There was so much talk during this legislative session about pro sports issues unlikely to advance – public aid for the stadium dreams of football and baseball teams – it somewhat crowded out the attention on a measure with much more momentum and potential for immediate influence.
As lawmakers blew past a self-imposed early deadline to complete the people’s business over the weekend, one proposal worth attention is a change in the way Illinois taxes sports wagering.
I like to take stock of the young market a few days before each Super Bowl. This year’s was just the fourth on which Illinoisans could bet legally. According to PlayIllinois.com, which takes its data from igb.illinois.gov, Illinois books took in $25.3 billion from March 9, 2020, through the end of November 2023, generating $329,456,593 tax dollars for the state. Our online market is second in the country and it is now impossible to watch most professional or collegiate sports broadcasts without being inundated with sports wagering promotions.
Gov. JB Pritzker has pushed for increasing the sports betting tax from 15% to 35%, hoping to generate $200 million for spending priorities. But lawmakers are floating a graduated rate system where casinos would pay between 20% and 40% depending on their adjusted gross revenue with the money to be shared between the general revenue fund and capital expenditures.

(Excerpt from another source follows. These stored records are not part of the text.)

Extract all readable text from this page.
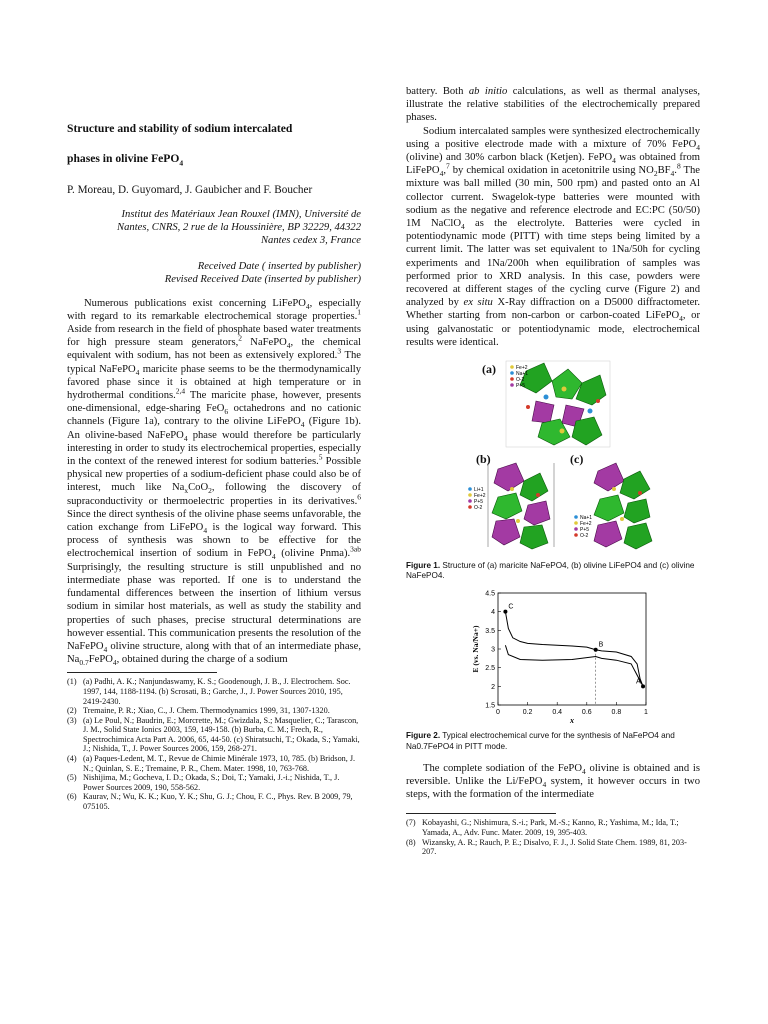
Structure and stability of sodium intercalated

phases in olivine FePO$_4$

P. Moreau, D. Guyomard, J. Gaubicher and F. Boucher

Institut des Matériaux Jean Rouxel (IMN), Université de
Nantes, CNRS, 2 rue de la Houssinière, BP 32229, 44322
Nantes cedex 3, France
Received Date ( inserted by publisher)
Revised Received Date (inserted by publisher)

Numerous publications exist concerning LiFePO$_4$, especially with regard to its remarkable electrochemical storage properties.$^1$ Aside from research in the field of phosphate based water treatments for high pressure steam generators,$^2$ NaFePO$_4$, the chemical equivalent with sodium, has not been as extensively explored.$^3$ The typical NaFePO$_4$ maricite phase seems to be the thermodynamically favored phase since it is obtained at high temperature or in hydrothermal conditions.$^{2,4}$ The maricite phase, however, presents one-dimensional, edge-sharing FeO$_6$ octahedrons and no cationic channels (Figure 1a), contrary to the olivine LiFePO$_4$ (Figure 1b). An olivine-based NaFePO$_4$ phase would therefore be particularly interesting in order to study its electrochemical properties, especially in the context of the renewed interest for sodium batteries.$^5$ Possible physical new properties of a sodium-deficient phase could also be of interest, much like $Na_xCoO_2$, following the discovery of supraconductivity or thermoelectric properties in its derivatives.$^6$ Since the direct synthesis of the olivine phase seems unfavorable, the cation exchange from LiFePO$_4$ is the logical way forward. This process of synthesis was shown to be effective for the electrochemical insertion of sodium in FePO$_4$ (olivine Pnma).$^{3ab}$ Surprisingly, the resulting structure is still unpublished and no intermediate phase was reported. If one is to understand the fundamental differences between the insertion of lithium versus sodium in similar host materials, as well as study the stability and properties of such phases, precise structural determinations are however essential. This communication presents the resolution of the NaFePO$_4$ olivine structure, along with that of an intermediate phase, $Na_{0.7}FePO_4$, obtained during the charge of a sodium

(1) (a) Padhi, A. K.; Nanjundaswamy, K. S.; Goodenough, J. B., J. Electrochem. Soc. 1997, 144, 1188-1194. (b) Scrosati, B.; Garche, J., J. Power Sources 2010, 195, 2419-2430.
(2) Tremaine, P. R.; Xiao, C., J. Chem. Thermodynamics 1999, 31, 1307-1320.
(3) (a) Le Poul, N.; Baudrin, E.; Morcrette, M.; Gwizdala, S.; Masquelier, C.; Tarascon, J. M., Solid State Ionics 2003, 159, 149-158. (b) Burba, C. M.; Frech, R., Spectrochimica Acta Part A. 2006, 65, 44-50. (c) Shiratsuchi, T.; Okada, S.; Yamaki, J.; Nishida, T., J. Power Sources 2006, 159, 268-271.
(4) (a) Paques-Ledent, M. T., Revue de Chimie Minérale 1973, 10, 785. (b) Bridson, J. N.; Quinlan, S. E.; Tremaine, P. R., Chem. Mater. 1998, 10, 763-768.
(5) Nishijima, M.; Gocheva, I. D.; Okada, S.; Doi, T.; Yamaki, J.-i.; Nishida, T., J. Power Sources 2009, 190, 558-562.
(6) Kaurav, N.; Wu, K. K.; Kuo, Y. K.; Shu, G. J.; Chou, F. C., Phys. Rev. B 2009, 79, 075105.

battery. Both ab initio calculations, as well as thermal analyses, illustrate the relative stabilities of the electrochemically prepared phases.

Sodium intercalated samples were synthesized electrochemically using a positive electrode made with a mixture of 70% FePO$_4$ (olivine) and 30% carbon black (Ketjen). FePO$_4$ was obtained from LiFePO$_4$,$^7$ by chemical oxidation in acetonitrile using $NO_2BF_4.^8$ The mixture was ball milled (30 min, 500 rpm) and pasted onto an Al collector current. Swagelok-type batteries were mounted with sodium as the negative and reference electrode and EC:PC (50/50) 1M NaClO$_4$ as the electrolyte. Batteries were cycled in potentiodynamic mode (PITT) with time steps being limited by a current limit. The latter was set equivalent to 1Na/50h for cycling experiments and 1Na/200h when equilibration of samples was performed prior to XRD analysis. In this case, powders were recovered at different stages of the cycling curve (Figure 2) and analyzed by ex situ X-Ray diffraction on a D5000 diffractometer. Whether starting from non-carbon or carbon-coated LiFePO$_4$, or using galvanostatic or potentiodynamic mode, electrochemical results were identical.

(a)
(b)	(c)
Fe+2
Na+1
O-2
P+5
Li+1
Fe+2
P+5
O-2
Na+1
Fe+2
P+5
O-2

Figure 1. Structure of (a) maricite NaFePO4, (b) olivine LiFePO4 and (c) olivine NaFePO4.

0	0.2	0.4	0.6	0.8	1
1.5
2
2.5
3
3.5
4
4.5
x
E (vs. Na/Na+)
C
B
A

Figure 2. Typical electrochemical curve for the synthesis of NaFePO4 and Na0.7FePO4 in PITT mode.

The complete sodiation of the FePO$_4$ olivine is obtained and is reversible. Unlike the Li/FePO$_4$ system, it however occurs in two steps, with the formation of the intermediate

(7) Kobayashi, G.; Nishimura, S.-i.; Park, M.-S.; Kanno, R.; Yashima, M.; Ida, T.; Yamada, A., Adv. Func. Mater. 2009, 19, 395-403.
(8) Wizansky, A. R.; Rauch, P. E.; Disalvo, F. J., J. Solid State Chem. 1989, 81, 203-207.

Under that schedule, all sports gambling revenue would be taxed at 20% up to the first $30 million. The next band is 25% for up to $50 million, 30% for up to $100 million, 35% for up to $100 million and 40% for $200 million and more.
State Sen. Celina Villanueva, D-Chicago, said the plan still gets to Pritzker’s targeted $200 million, according to The Daily Line’s Ben Szalisnki. Reporting for SportsHandle.com, Chris Altruda said only two of the state’s eight holders of mobile betting licenses would be in the top tier: FanDuel and DraftKings. He said three (BetRivers, Fanatics and possibly ESPN BET) might be in the 30% tier.
“A source close to DraftKings and FanDuel says that ‘all options are on the table, including withdrawing from the state,’ " according to reporting from Hannah Meisel of Capitol News Illinois.
While I don’t doubt a source made that claim to an ace reporter, I do question whether either company would seriously consider abandoning a huge market still shy of its peak over a top marginal rate that still falls well short of states like New York and New Hampshire, where the rate clears 50%.
The smaller books would happily slice into that pie, while the big dogs could avoid the top rate by doing less business. I don’t bet on sports, but I’ll wager this plan is a winner for Illinois.